Ma perception est prête
elle est appareillée
pour voir sentir entendre goûter
ce que j'ai déjà entendu vu ressenti et goûter
ça se confirme
mais le ça est aussi moi
un moi libre
qui voit entend sent et goûte
ce qui n'est pas moi.
Ma main ne touche pas que le connu
elle n'est ps que pour moi
mon cerveau la guide
et ses automatismes sont des réminiscences
de ce que j'ai expérimenté
dans le passé.
Nuitamment
alors qu'il fait jour
une petite pluie picore le feuillage
et cela s'accentue
j'assiste au concert picoti picota
suivi de grosses gouttes
sur le toit du véhicule
des véhicules passent
ils soulèvent la poussière du chemin
des odeurs de terre mouillée montent
un temps sans temps s'établit
le frisson continu des hêtres
propulse le solo des grosses gouttes
une goutte sur une feuille
elle oscille
puis rapidement revient à son bougé vivant
à sa danse dans le vent.
Une branchette et ses feuilles me parlent
dans l'ambrasure de la porte
tout bouge
si finement
tout vit
les gouttes qui frappent le toit
sont des sphères d'eau d'air et de lumière
qui me nourrissent
oreille et cerveau en sympathie
dess filets d'eau se forment sur le pare brise.
Je suis ce que j'entends
cela s'accélère
des oiseaux chantent tout de même
en fond d'orchestre
je me consume
le coucou reprend son coucou
je suis suspendu
je ne touche plus terre
cela ralentit
une légère sensation de fraîcheur me saisit.
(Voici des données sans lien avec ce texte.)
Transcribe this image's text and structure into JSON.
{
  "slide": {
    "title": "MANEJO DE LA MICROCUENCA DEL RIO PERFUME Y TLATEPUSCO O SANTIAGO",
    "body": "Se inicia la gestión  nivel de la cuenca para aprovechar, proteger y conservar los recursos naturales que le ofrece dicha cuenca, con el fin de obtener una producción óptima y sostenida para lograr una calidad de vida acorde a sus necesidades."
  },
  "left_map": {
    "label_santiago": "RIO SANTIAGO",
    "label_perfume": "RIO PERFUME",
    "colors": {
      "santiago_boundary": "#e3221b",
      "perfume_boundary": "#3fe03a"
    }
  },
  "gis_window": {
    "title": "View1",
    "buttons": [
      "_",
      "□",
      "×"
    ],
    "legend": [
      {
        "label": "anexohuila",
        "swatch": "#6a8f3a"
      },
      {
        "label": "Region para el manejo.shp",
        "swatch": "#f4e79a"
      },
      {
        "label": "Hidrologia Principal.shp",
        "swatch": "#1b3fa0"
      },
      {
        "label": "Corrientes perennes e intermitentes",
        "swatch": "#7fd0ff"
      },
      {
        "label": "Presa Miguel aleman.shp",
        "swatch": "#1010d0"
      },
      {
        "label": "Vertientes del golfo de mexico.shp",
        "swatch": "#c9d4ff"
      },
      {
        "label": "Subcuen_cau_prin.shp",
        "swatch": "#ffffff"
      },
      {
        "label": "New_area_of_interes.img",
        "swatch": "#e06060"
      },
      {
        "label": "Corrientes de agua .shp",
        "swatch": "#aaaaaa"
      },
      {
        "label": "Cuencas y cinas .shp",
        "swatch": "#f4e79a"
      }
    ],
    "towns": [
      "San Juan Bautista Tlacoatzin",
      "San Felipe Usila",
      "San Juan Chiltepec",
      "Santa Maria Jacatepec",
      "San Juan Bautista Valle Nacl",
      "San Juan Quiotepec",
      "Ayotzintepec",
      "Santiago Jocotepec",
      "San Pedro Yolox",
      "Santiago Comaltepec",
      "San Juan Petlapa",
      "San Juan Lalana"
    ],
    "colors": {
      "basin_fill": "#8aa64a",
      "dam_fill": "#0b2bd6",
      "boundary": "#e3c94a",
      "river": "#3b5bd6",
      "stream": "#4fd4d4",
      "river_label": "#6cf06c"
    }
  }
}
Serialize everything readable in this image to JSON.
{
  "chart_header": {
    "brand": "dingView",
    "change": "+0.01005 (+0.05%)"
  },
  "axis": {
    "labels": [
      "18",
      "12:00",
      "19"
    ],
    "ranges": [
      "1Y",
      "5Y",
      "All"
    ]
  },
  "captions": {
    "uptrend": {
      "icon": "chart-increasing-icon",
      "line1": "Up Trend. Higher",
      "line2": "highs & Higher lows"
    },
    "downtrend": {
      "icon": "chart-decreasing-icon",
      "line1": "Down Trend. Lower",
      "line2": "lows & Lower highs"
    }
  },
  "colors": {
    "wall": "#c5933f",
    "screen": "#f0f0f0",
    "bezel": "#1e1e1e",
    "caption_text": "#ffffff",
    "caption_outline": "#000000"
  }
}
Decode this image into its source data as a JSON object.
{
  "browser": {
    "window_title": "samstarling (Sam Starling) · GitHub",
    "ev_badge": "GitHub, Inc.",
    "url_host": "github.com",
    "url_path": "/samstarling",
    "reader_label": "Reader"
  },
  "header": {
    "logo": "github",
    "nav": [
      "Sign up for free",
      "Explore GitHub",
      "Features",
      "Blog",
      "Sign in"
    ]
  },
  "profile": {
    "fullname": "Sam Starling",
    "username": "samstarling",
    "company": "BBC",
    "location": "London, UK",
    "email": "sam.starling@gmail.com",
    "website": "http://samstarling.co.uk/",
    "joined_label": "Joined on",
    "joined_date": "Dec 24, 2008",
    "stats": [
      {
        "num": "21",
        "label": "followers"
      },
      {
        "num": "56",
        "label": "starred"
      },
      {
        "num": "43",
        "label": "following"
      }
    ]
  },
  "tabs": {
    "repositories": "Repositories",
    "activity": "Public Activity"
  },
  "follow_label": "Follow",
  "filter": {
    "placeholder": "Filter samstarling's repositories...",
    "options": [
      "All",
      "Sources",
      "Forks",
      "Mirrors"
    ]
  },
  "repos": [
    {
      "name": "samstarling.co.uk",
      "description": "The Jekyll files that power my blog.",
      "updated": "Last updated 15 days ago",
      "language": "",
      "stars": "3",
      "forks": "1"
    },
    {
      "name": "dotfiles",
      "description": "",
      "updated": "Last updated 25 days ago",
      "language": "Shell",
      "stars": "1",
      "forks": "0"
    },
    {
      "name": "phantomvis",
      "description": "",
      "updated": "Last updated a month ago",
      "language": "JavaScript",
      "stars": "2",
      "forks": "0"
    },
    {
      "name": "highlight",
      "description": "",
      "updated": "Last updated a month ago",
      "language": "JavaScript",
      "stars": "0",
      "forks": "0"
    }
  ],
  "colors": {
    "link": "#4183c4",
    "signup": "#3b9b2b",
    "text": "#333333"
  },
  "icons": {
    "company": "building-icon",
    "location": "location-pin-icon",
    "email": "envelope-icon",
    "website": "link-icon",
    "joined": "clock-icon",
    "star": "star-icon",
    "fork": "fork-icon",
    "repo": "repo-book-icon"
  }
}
Avons-nous tous les mêmes sensations
je rêvasse sur le bruit de l'avion latécoère
les mille doigts qui tambourinent sur la tôle
me pénètrent
je suis la pluie le bruit et ce que j'écris.
Les gouttes s'espacent
les hêtres bien présents
derrière le muret de pierres
les feuilles sèches n'ont pas bronché
dans leur immobilité
recroquevillées.
Le coucou tout au loin
les chants d'oiseaux
prennent le relais des gouttes d'eau
un silence revient
je retiens mon souffle.
Une symphonie
je vis une symphonie
je suis la symphonie
même quand les sons ne sont plus.
Une mouche bousille.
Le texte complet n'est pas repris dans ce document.